4 Myths About Payroll Taxes

After years of working with or working for scores of employers, I’ve noticed four myths that commonly observed throughout most small to mid-size companies. Here is the reality: 

1. Myth: Transforming employees into independent contractors to save on payroll taxes is easy 

Reality: Yes, it is true that more often than not it costs less to use an independent contractor than to have an employee on staff, but this only works in highly specific circumstances.  As an employer, if you have the right to say when, where, and how work gets done, you’re likely dealing with an employee. The IRS uses three categories of factors to assess the degree of control: behavioral, financial, and type of relationship. Many states, including California, use an ABC test:

The worker is free from the control and direction of the hirer in connection with performing the work

The worker performs work outside of the usual course of the hiring entity’s business

The worker is usually engaged in an independently established trade, occupation or business of the same nature as the work performed for the hiring entity 


2. Myth: All tax-free benefits are exempt from payroll taxes 

Reality: Receiving tax-free fringe benefits means that employees do not have to pay income tax on what they receive. However, it does not mean that employers are off the hook for payroll taxes. For example, 401(k) contributions made by employees through salary reductions are still subject to FICA. And adoption assistance is exempt from income tax withholding because the benefit is tax free to employees but is still subject to FICA and FUTA taxes.  

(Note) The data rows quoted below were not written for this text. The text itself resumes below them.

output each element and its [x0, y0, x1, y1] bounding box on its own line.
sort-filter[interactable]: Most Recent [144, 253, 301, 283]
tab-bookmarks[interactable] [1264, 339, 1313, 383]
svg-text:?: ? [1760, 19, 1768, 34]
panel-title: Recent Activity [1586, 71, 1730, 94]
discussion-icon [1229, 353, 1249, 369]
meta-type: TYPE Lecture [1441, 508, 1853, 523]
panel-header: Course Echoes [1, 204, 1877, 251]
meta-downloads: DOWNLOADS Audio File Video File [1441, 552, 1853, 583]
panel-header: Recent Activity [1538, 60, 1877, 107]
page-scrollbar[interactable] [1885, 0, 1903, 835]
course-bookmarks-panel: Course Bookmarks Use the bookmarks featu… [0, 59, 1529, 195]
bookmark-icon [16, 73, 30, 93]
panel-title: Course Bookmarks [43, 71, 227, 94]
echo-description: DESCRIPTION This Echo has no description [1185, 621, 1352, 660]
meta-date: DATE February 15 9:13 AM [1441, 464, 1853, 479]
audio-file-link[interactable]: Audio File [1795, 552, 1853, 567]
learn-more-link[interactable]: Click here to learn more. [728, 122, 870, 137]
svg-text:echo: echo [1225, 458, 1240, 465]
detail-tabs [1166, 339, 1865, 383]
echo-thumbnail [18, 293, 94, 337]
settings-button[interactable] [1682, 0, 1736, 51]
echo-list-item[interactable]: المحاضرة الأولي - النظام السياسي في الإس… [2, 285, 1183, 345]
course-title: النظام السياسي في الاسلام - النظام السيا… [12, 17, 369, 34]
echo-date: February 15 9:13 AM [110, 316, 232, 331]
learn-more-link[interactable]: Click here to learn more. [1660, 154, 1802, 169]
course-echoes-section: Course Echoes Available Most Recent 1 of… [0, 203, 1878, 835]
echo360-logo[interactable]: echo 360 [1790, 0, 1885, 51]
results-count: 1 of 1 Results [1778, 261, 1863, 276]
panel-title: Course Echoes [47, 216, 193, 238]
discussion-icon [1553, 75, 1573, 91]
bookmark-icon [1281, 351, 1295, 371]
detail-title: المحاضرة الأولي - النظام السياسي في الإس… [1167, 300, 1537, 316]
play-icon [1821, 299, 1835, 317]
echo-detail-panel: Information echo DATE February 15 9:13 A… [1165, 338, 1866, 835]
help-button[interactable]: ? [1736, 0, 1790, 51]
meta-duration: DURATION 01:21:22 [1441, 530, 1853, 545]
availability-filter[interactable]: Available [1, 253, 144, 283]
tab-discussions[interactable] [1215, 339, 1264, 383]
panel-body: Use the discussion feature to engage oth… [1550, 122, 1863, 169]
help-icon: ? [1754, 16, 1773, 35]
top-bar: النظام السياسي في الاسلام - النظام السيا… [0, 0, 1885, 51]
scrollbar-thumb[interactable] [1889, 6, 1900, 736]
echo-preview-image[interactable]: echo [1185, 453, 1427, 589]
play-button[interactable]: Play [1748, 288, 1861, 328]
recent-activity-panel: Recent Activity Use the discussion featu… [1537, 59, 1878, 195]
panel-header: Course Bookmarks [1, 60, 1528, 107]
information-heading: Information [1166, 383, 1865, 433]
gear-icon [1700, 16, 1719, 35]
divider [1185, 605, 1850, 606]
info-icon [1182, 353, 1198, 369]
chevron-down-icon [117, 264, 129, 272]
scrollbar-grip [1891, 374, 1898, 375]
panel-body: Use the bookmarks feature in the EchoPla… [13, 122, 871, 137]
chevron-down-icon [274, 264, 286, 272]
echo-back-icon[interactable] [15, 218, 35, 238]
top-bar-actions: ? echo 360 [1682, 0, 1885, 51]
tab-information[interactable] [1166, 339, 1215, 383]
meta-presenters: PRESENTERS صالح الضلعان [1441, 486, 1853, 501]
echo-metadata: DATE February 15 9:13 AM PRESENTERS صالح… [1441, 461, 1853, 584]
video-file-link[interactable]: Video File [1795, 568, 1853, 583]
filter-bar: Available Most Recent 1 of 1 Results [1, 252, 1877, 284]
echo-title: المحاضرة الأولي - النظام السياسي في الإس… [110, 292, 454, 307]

3. Myth: You can pay employment taxes with your quarterly employer tax return 

Reality: In general, you must deposit federal income taxes withheld and both the employer and employee share of FICA with the U.S. Treasury using the Electronic Federal Tax Payment System (EFTPS). Also, deposits are required for FUTA tax for the quarter within which the tax due is more than $500. 


4. Myth: Incorporating relieves you of liability for unpaid employment taxes 

Reality: You may think that having incorporated your business or formed a limited liability company (LLC), you have complete personal liability protection. You don’t. If you are a person responsible for withholding, accounting for, or depositing withheld employee taxes (their income tax withholding and their share of FICA) and you willfully fail to do so, you can be held personally liable for all of these taxes, plus interest. This is called a trust fund recovery  it can be applied to business owners even if they have corporations or LLCs.